5. The DC-DC converter of claim 4, wherein the timer circuit includes a plurality of constant current sources, a capacitor and a comparator, and

wherein in receiving the output of the latch circuit, the timer circuit switches the plurality of constant current sources from one to another to charge the capacitor and sets the ON time of the switch according to a charging time for the capacitor.

6. The DC-DC converter of claim 4, wherein the timer circuit includes a constant current source, a plurality of capacitors and a comparator, and

wherein in receiving the output of the latch circuit, the timer circuit switches the plurality of capacitors from one to another to charge the plurality of capacitors and sets the ON time of the switch according to a charging time for the plurality of capacitors.

7. The DC-DC converter of claim 4, wherein the second circuit includes a plurality of pairs of the comparator and the latch circuit, and

wherein in receiving a plurality of outputs of the plurality of latch circuits, the timer circuit generates the second signal according to a combination of the plurality of outputs.

8. The DC-DC converter of claim 7, wherein the timer circuit includes a plurality of constant current sources, a capacitor and a comparator, and

wherein in receiving the outputs of the latch circuits, the timer circuit switches the plurality of constant current sources from one to another to charge the capacitor and sets the ON time of the switch according to a charging time for the capacitor.

9. The DC-DC converter of claim 7, wherein the timer circuit includes a constant current source, a plurality of capacitors and a comparator, and

wherein in receiving the outputs of the latch circuits, the timer circuit switches the plurality of capacitors from one to another to charge the plurality of capacitors and sets the ON time of the switch according to a charging time for the plurality of capacitors.

10. The DC-DC converter of claim 1, wherein the second circuit generates the second signal according to a level of a signal which has detected the output current from the smoothing circuit.

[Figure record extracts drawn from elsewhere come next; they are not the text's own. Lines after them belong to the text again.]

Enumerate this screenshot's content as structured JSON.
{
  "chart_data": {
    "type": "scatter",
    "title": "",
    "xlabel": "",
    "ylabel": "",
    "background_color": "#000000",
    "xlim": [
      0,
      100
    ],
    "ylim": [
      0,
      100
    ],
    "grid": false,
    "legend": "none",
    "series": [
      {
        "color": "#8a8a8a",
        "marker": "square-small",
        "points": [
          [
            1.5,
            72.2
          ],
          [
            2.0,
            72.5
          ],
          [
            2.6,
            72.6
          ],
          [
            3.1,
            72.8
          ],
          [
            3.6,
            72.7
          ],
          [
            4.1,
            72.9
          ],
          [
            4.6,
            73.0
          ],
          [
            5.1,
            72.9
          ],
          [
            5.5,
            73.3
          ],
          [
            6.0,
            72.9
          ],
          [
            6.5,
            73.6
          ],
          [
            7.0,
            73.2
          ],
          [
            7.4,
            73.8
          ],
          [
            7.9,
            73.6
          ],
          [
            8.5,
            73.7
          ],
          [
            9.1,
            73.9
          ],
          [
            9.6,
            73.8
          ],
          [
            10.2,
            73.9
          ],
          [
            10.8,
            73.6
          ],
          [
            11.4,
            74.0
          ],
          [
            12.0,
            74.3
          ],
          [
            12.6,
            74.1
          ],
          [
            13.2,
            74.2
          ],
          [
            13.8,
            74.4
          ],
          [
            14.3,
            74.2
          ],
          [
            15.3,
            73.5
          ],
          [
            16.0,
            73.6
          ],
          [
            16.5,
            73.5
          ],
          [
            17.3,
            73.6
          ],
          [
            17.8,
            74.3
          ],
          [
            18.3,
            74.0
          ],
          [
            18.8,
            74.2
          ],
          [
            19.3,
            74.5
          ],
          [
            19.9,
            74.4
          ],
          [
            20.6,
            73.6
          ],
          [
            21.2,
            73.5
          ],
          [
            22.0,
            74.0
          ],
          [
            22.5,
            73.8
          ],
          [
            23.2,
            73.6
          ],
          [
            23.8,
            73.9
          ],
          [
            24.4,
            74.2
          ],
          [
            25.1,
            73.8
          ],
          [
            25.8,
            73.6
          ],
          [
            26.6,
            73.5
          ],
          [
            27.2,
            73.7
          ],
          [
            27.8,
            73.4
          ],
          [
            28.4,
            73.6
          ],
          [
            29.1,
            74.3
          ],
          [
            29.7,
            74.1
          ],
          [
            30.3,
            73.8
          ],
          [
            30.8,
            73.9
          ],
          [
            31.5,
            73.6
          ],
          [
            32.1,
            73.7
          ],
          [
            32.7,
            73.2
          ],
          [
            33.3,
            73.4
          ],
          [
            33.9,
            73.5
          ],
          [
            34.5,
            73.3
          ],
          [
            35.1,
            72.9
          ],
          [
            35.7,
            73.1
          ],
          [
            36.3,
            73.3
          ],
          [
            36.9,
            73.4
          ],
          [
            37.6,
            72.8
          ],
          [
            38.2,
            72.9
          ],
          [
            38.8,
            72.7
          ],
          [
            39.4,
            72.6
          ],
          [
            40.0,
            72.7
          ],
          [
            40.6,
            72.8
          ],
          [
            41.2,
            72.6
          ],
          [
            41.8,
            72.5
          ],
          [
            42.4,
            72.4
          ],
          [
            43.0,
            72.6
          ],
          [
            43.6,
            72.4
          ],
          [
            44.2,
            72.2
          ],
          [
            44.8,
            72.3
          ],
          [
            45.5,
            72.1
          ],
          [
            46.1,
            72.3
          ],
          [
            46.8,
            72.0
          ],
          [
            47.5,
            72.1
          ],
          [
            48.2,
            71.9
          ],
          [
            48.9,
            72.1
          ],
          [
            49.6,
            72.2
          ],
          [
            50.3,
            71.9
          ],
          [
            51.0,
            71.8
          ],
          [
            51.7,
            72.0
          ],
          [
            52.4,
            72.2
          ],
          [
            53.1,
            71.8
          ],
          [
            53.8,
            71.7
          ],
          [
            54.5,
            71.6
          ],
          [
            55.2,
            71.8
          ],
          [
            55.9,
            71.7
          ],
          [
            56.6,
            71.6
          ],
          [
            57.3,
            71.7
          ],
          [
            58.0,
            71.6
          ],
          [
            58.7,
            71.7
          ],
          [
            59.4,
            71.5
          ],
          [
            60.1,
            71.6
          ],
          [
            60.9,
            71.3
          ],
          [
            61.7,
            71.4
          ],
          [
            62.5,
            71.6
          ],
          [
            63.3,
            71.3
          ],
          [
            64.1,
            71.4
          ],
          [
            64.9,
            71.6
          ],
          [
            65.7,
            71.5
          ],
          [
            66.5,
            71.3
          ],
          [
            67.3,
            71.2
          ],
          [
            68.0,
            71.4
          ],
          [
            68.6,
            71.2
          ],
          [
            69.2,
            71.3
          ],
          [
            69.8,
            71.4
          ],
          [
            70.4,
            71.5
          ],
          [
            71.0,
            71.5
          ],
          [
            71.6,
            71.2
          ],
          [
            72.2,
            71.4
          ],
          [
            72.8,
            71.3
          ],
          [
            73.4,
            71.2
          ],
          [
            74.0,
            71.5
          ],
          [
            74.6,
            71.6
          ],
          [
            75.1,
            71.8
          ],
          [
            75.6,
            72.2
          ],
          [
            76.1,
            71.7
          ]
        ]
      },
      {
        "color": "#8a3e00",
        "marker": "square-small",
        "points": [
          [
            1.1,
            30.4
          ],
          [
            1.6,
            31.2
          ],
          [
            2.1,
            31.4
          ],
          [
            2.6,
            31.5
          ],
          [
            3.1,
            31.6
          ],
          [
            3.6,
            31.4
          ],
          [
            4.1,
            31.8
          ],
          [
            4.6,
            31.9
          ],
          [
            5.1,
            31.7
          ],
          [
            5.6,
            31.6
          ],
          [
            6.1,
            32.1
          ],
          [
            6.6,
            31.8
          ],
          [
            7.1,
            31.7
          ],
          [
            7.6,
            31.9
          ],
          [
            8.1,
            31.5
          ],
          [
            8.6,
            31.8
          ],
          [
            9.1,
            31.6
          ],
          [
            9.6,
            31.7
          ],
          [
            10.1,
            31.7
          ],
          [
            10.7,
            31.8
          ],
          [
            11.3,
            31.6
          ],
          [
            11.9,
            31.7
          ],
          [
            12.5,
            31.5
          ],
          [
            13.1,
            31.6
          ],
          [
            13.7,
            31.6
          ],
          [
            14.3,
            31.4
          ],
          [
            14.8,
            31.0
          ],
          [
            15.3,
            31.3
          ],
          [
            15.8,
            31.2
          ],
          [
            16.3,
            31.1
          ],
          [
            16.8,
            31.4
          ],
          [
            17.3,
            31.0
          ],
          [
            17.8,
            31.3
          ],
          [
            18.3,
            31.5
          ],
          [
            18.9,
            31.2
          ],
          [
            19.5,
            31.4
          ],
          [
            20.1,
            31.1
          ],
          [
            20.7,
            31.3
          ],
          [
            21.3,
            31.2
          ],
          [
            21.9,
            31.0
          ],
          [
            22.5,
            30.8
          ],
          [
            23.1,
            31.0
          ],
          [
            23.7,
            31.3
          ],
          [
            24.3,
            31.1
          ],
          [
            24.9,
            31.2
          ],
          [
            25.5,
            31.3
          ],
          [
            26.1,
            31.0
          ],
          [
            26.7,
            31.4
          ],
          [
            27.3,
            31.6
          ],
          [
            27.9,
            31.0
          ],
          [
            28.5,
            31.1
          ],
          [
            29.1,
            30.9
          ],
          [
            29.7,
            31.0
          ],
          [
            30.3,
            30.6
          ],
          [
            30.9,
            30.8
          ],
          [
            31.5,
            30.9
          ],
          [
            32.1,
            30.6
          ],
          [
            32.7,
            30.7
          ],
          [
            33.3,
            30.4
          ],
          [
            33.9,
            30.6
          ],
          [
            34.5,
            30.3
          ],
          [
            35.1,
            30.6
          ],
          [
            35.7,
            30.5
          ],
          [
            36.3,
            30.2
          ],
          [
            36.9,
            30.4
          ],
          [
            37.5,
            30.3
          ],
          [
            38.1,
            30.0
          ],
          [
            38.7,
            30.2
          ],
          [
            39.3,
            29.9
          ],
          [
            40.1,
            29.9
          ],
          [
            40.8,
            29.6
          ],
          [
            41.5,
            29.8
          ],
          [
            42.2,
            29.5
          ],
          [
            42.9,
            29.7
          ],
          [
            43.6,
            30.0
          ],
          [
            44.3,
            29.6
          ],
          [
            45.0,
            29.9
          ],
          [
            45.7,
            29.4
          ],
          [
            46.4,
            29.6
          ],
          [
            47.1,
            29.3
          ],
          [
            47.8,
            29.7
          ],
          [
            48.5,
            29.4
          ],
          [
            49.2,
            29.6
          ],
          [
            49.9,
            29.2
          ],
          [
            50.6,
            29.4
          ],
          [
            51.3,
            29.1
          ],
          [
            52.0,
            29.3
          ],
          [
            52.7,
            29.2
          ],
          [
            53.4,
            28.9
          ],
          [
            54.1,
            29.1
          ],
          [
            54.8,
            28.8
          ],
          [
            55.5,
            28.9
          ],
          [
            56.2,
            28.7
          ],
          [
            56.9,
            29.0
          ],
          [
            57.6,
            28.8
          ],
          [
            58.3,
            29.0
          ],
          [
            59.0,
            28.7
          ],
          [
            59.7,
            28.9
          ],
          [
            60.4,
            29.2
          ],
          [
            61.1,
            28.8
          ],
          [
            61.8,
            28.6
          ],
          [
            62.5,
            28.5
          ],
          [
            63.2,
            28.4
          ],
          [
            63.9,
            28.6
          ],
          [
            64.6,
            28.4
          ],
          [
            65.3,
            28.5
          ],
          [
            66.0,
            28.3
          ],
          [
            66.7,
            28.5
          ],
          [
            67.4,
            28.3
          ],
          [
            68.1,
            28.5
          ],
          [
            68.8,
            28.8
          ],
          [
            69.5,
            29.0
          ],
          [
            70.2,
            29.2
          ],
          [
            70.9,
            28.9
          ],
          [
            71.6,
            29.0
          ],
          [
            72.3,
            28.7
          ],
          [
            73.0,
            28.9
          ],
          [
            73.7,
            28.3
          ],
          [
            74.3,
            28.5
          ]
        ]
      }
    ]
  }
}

11. The DC-DC converter of claim 10, wherein when the level of the signal which has detected the output current from the smoothing signal is smaller than a predetermined value, the second circuit generates the second signal so that the larger a difference between the level of the signal and the predetermined value is, the smaller the ON time of the switch becomes.

12. The DC-DC converter of claim 10, wherein the second circuit includes an output current detection circuit for detecting the output current from the smoothing circuit and generating an output current detection signal, and a timer circuit for generating the second signal according to the level of the output current detection signal.